Aquélla tarde de Septiembre hacía un frío casi invernal. El tocadiscos hacía rato que lanzaba al aire sus quejidos musicales y los muchachitos y muchachitas movían sus esqueletos, y todo lo demás, al compás de lo último de los Lone Stars, de los Pop Tos o de Claudio Baglioni. Cuando comenzó la música lenta él la miró. Ella hizo como que no se daba cuenta. Él se acercó con aplomo y seguridad.

-¿Bailas?, dijo él.
- Bueno, dijo ella extendiendo sus brazos como mecánicamente.

Él quería quedar como el campeón del feelin y no dudó en aparentar una seguridad y una experiencia de las que, obviamente, carecía.

- ¿Esta es la música que te gusta a ti?, dijo ella dejándose llevar.
- Sí, contestó él con decisión.
- ¿Tú has bailado mucho?, preguntó ella
- Mucho, contestó él mientras sonreía.

Ella, notándole tembloroso, se atrevió a más y le propuso:

-Parece que tienes las manos muy frías. Si quieres puedes meterlas en los bolsillos de atrás de mi pantalón mientras bailamos....

Al muchachito listillo y sabelotodo comenzaron a venirle sudores fríos a la frente y a las manos, y tuvo que tragar saliva dos veces antes de reaccionar. Comenzó a sonreir con esa risa medio histérica del que se ve sorprendido por su propia arrogancia y se quedó allí, en mitad del club, con cara de tonto, mirándose las manos sin saber qué tocarse o dónde meterlas. Le salvó el subdesarrollo cuando, de repente, se fue la luz, y el tocadiscos se detuvo. Pudo salir de aquélla sin necesidad de ponerse colorado del todo ni hacer el ridículo del mojigato que se ve superado por su propia inexperiencia.

Nunca sabremos cómo habría acabado aquél guateque sin aquél corte de luz. Pero aún hoy, tantos años después, el mero hecho de escuchar aquélla canción de Adamo me transporta, irremediablemente, al club de Hacinas y a una tarde fría de Septiembre en que una propuesta inocente estuvo a punto de echar por tierra esa leyenda de muchacho de mundo que, por la pura estupidez adolescente, había intentado construir.

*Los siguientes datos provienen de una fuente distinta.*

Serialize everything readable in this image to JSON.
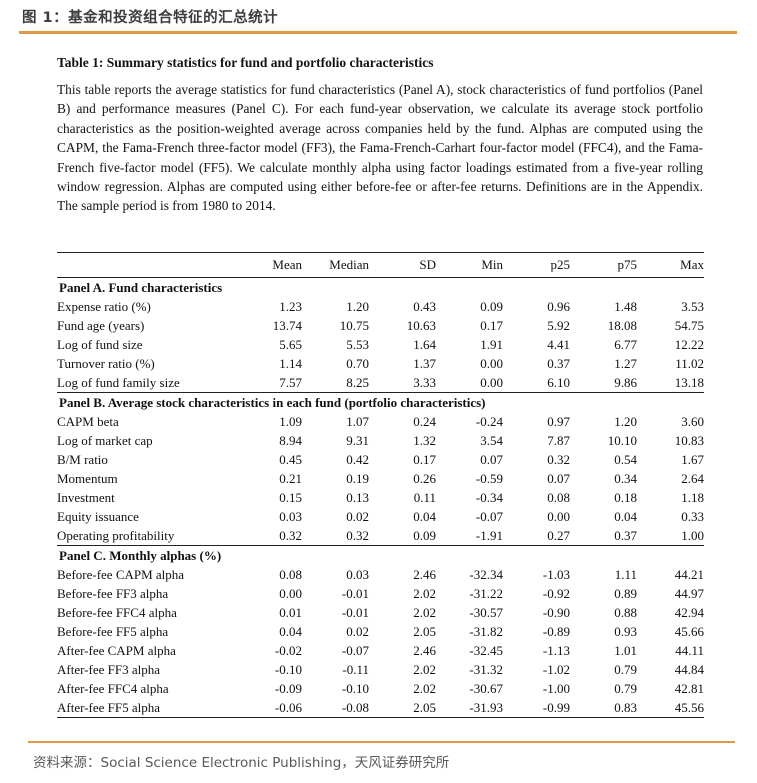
{
  "header": {
    "figure_title": "图 1：基金和投资组合特征的汇总统计"
  },
  "content": {
    "table_heading": "Table 1: Summary statistics for fund and portfolio characteristics",
    "description": "This table reports the average statistics for fund characteristics (Panel A), stock characteristics of fund portfolios (Panel B) and performance measures (Panel C). For each fund-year observation, we calculate its average stock portfolio characteristics as the position-weighted average across companies held by the fund. Alphas are computed using the CAPM, the Fama-French three-factor model (FF3), the Fama-French-Carhart four-factor model (FFC4), and the Fama-French five-factor model (FF5). We calculate monthly alpha using factor loadings estimated from a five-year rolling window regression. Alphas are computed using either before-fee or after-fee returns. Definitions are in the Appendix. The sample period is from 1980 to 2014."
  },
  "table": {
    "row_label_header": "",
    "columns": [
      "Mean",
      "Median",
      "SD",
      "Min",
      "p25",
      "p75",
      "Max"
    ],
    "panels": [
      {
        "label": "Panel A. Fund characteristics",
        "rows": [
          {
            "label": "Expense ratio (%)",
            "values": [
              "1.23",
              "1.20",
              "0.43",
              "0.09",
              "0.96",
              "1.48",
              "3.53"
            ]
          },
          {
            "label": "Fund age (years)",
            "values": [
              "13.74",
              "10.75",
              "10.63",
              "0.17",
              "5.92",
              "18.08",
              "54.75"
            ]
          },
          {
            "label": "Log of fund size",
            "values": [
              "5.65",
              "5.53",
              "1.64",
              "1.91",
              "4.41",
              "6.77",
              "12.22"
            ]
          },
          {
            "label": "Turnover ratio (%)",
            "values": [
              "1.14",
              "0.70",
              "1.37",
              "0.00",
              "0.37",
              "1.27",
              "11.02"
            ]
          },
          {
            "label": "Log of fund family size",
            "values": [
              "7.57",
              "8.25",
              "3.33",
              "0.00",
              "6.10",
              "9.86",
              "13.18"
            ]
          }
        ]
      },
      {
        "label": "Panel B. Average stock characteristics in each fund (portfolio characteristics)",
        "rows": [
          {
            "label": "CAPM beta",
            "values": [
              "1.09",
              "1.07",
              "0.24",
              "-0.24",
              "0.97",
              "1.20",
              "3.60"
            ]
          },
          {
            "label": "Log of market cap",
            "values": [
              "8.94",
              "9.31",
              "1.32",
              "3.54",
              "7.87",
              "10.10",
              "10.83"
            ]
          },
          {
            "label": "B/M ratio",
            "values": [
              "0.45",
              "0.42",
              "0.17",
              "0.07",
              "0.32",
              "0.54",
              "1.67"
            ]
          },
          {
            "label": "Momentum",
            "values": [
              "0.21",
              "0.19",
              "0.26",
              "-0.59",
              "0.07",
              "0.34",
              "2.64"
            ]
          },
          {
            "label": "Investment",
            "values": [
              "0.15",
              "0.13",
              "0.11",
              "-0.34",
              "0.08",
              "0.18",
              "1.18"
            ]
          },
          {
            "label": "Equity issuance",
            "values": [
              "0.03",
              "0.02",
              "0.04",
              "-0.07",
              "0.00",
              "0.04",
              "0.33"
            ]
          },
          {
            "label": "Operating profitability",
            "values": [
              "0.32",
              "0.32",
              "0.09",
              "-1.91",
              "0.27",
              "0.37",
              "1.00"
            ]
          }
        ]
      },
      {
        "label": "Panel C. Monthly alphas (%)",
        "rows": [
          {
            "label": "Before-fee CAPM alpha",
            "values": [
              "0.08",
              "0.03",
              "2.46",
              "-32.34",
              "-1.03",
              "1.11",
              "44.21"
            ]
          },
          {
            "label": "Before-fee FF3 alpha",
            "values": [
              "0.00",
              "-0.01",
              "2.02",
              "-31.22",
              "-0.92",
              "0.89",
              "44.97"
            ]
          },
          {
            "label": "Before-fee FFC4 alpha",
            "values": [
              "0.01",
              "-0.01",
              "2.02",
              "-30.57",
              "-0.90",
              "0.88",
              "42.94"
            ]
          },
          {
            "label": "Before-fee FF5 alpha",
            "values": [
              "0.04",
              "0.02",
              "2.05",
              "-31.82",
              "-0.89",
              "0.93",
              "45.66"
            ]
          },
          {
            "label": "After-fee CAPM alpha",
            "values": [
              "-0.02",
              "-0.07",
              "2.46",
              "-32.45",
              "-1.13",
              "1.01",
              "44.11"
            ]
          },
          {
            "label": "After-fee FF3 alpha",
            "values": [
              "-0.10",
              "-0.11",
              "2.02",
              "-31.32",
              "-1.02",
              "0.79",
              "44.84"
            ]
          },
          {
            "label": "After-fee FFC4 alpha",
            "values": [
              "-0.09",
              "-0.10",
              "2.02",
              "-30.67",
              "-1.00",
              "0.79",
              "42.81"
            ]
          },
          {
            "label": "After-fee FF5 alpha",
            "values": [
              "-0.06",
              "-0.08",
              "2.05",
              "-31.93",
              "-0.99",
              "0.83",
              "45.56"
            ]
          }
        ]
      }
    ]
  },
  "footer": {
    "source_label": "资料来源：",
    "source_text": "Social Science Electronic Publishing，天风证券研究所"
  },
  "colors": {
    "accent_orange": "#de9a44",
    "figure_title_text": "#3d3d3d",
    "source_text": "#595959",
    "table_text": "#111111"
  }
}
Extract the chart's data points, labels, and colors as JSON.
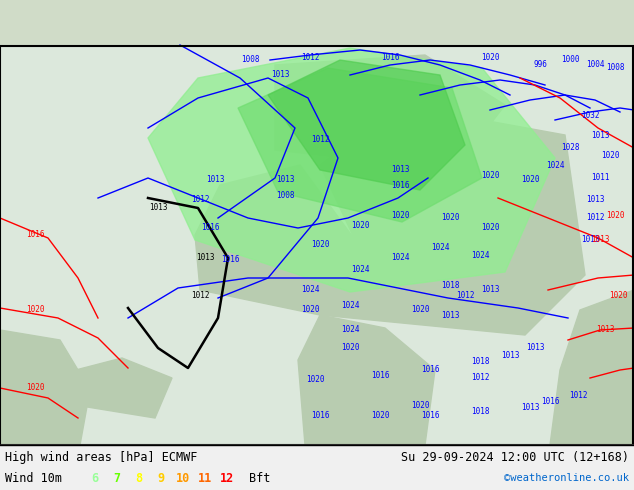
{
  "title_left": "High wind areas [hPa] ECMWF",
  "title_right": "Su 29-09-2024 12:00 UTC (12+168)",
  "subtitle_left": "Wind 10m",
  "legend_values": [
    "6",
    "7",
    "8",
    "9",
    "10",
    "11",
    "12"
  ],
  "legend_colors": [
    "#99ff99",
    "#66ff00",
    "#ffff00",
    "#ffcc00",
    "#ff9900",
    "#ff6600",
    "#ff0000"
  ],
  "legend_suffix": "Bft",
  "copyright": "©weatheronline.co.uk",
  "copyright_color": "#0066cc",
  "figsize": [
    6.34,
    4.9
  ],
  "dpi": 100
}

“Y mis manos en tu cintura,
pero mírame con dulsor...”

Somos lo que las canciones que se han cruzado en nuestras vidas han querido que fuéramos. No lo dude. Piense que todo está en las letras de sus canciones e intente recordar alguna de las más antiguas y comprenderá que lo que en ellas se dice se ha confundido ya en su cabeza y en su corazón con su propia historia como algo inseparable. Tanto que, seguramente, le será muy difícil decir dónde termina la canción y dónde comienzan sus sentimientos.